Once an aspiring tennis pro and classical guitarist, Felipe Tosso eventually found his true creative calling at the Viña Ventisquero winery nestled in the coastal hills of Chile’s Maipo Valley. There he makes world-class wines from grapes cultivated along the slopes and valleys that lie with the winery’s vineyards in Maipo, Colchagua, Casablanca, and Leyda valleys. Felipe recently shared his creations with a handful of wine writers over tapas at the restaurant Estadio.
We opened the conversation and meal with two Viña Ventisquero wines from grapes grown in Casablanca, where cool ocean breezes and morning fogs meet sunny vineyards. These factors make the Casablanca moderate-climate grapes, such as Sauvignon Blanc and Pinot Noir.

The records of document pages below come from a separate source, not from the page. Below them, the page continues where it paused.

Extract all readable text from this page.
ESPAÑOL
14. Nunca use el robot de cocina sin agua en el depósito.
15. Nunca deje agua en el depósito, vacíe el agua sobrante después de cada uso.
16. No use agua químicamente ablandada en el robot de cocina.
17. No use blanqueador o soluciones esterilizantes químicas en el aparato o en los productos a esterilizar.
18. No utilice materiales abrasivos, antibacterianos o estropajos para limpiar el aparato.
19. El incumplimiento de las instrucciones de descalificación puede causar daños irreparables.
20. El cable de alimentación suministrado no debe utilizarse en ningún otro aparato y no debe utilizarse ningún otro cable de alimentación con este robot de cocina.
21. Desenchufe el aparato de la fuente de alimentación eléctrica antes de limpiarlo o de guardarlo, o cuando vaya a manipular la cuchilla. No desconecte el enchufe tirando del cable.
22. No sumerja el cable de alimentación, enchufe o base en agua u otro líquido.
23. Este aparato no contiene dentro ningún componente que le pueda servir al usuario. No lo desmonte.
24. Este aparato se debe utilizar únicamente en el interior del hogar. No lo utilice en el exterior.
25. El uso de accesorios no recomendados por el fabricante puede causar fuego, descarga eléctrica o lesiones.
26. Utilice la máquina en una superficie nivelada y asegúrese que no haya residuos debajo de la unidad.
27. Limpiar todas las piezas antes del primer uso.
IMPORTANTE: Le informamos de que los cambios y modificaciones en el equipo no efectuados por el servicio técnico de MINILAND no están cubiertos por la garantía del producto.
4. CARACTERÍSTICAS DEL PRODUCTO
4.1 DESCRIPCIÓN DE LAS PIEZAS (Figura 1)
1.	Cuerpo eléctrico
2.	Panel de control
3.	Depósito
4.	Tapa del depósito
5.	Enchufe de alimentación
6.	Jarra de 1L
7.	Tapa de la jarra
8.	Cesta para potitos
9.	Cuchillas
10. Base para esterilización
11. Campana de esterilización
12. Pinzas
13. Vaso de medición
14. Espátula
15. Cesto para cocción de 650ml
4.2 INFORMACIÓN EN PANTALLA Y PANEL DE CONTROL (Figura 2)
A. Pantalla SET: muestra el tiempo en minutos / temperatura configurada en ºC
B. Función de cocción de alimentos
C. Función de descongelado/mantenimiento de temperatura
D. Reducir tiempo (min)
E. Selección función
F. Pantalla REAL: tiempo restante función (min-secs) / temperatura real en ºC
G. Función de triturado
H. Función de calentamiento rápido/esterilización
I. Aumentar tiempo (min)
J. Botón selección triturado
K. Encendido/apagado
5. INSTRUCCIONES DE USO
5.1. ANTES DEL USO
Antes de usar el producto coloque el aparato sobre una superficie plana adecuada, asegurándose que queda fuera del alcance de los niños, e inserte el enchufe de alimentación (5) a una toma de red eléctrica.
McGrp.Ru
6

As we sipped the Reserva Sauvignon Blanc 2012 from Casablanca, Felipe explained that he avoids the “green” style common among many Sauvignon Blanc wines through strategic leaf plucking to ensure that the canopy stays open to sunlight and air circulation, which helps ripen the vine and grapes. Harvesting the grapes during the cool Casablanca nights keeps the berries fresh and oxidation free while they travel to the winery. There the winemakers press half the grapes to capture only the juices while they crush other half to release juice, which remains in contact with the skins for six to 12 hours to add complexity. A long, slow cool fermentation with carefully selected yeast produces a crisp and fruity wine with low to moderate alcohol of about 12 percent. It retails for about $12 a bottle.
The wine offered good citrus fruit along with minerals on its ripe and juicy nose. On the palate, a round and creamy texture joined complex citrus flavors along with some apple and other ripe fruit all beautifully balanced.
The Reserva Pinot Noir 2011 Casablanca presented a delicate nose of raspberry and spice, along with a light ruby color. Aged in 70 percent second-use French oak, the wine provides a fresh, light fruity style. Felipe ensures that the farm workers handpicked grapes at their earliest maturity to maintain natural acidity for balance and to make the wines very food friendly. A fresh tomato spread atop French bread blanketed with prosciutto opened this wine’s delicate and delicious red-berry profile on the palate. This wine retails for just $12 a bottle.
Moving from Casablanca, our next tasting experience included two wines from the winery’s “Grey” collection, a line of several wines, each of which is produced from single-vineyard blocks and then aged for 18 months. For both of the Grey wines we tasted, Felipe aged one-third of the wine in new French oak with medium toast and the rest in second-use oak. He selects extra fine grain wood to limits the amount of oxygen that gets into the barrel, thus allowing longer aging that moderates the tannin. The goal, Felipe explained, is to make elegant, nonaggressive wines with balanced acidity and mature and ripe qualities. These wines are designed for enjoyment the day they are sold, but are also capable improving in the bottle for many years.
A glorious wine, the Grey Carménère 2010 reflects its home terroir from the winery’s Trinidad Vineyard in Maipo, which surrounds the winery itself. Beautifully complex and concentrated with all the interest and style of that well-crafted Carménère delivers, the wine offered ripe black fruit, blueberry, and spicy pepper qualities. Utterly delicious, strikes the perfect balance with ripe fruit, acidity and spicy complexity. Filipe explained that the great interest in this wine comes in part from the fact that it is not fined or filters and it also contacts 2 percent Petite Verdot. It retails for around $21, which is a bargain for this quality.
Also from a single block in the Trinidad Vineyard, the Grey Cabernet Sauvignon possesses a complex nose of cedar, vanilla, sweet spice, cigar-box, oak, and herbaceous aromas. Simply fabulous, this big, ripe and concentrated wine shared balanced acidity with black fruit, coffee, vanilla, and toasty oak. Grown in a cool vintage, this cab also is accented with 3 percent Petit Verdot. It also retails for an amazingly good price of $21 a bottle.
Last but not least, we experienced the Pangea 2009 Apalta. A collaboration with renowned Australian winemaker John Duval, this 100 percent Syrah grows in the granite and clay soil of west-facing steep hillside vineyards in Apalta Valley, a region that lies inside Chile’s larger Colchagua Valley. This ripe, delicious treat offered a complex medley of black fruit, blueberry, coffee, and chocolate. It’s a premium wine and comes with a higher price tag of $68.
The best news of the night was that all these wines are available in the D.C. market. If you don’t find them on the shelves at your favorite wine store, ask them to special order as they should be readily available via their distributor, the Country Vintner.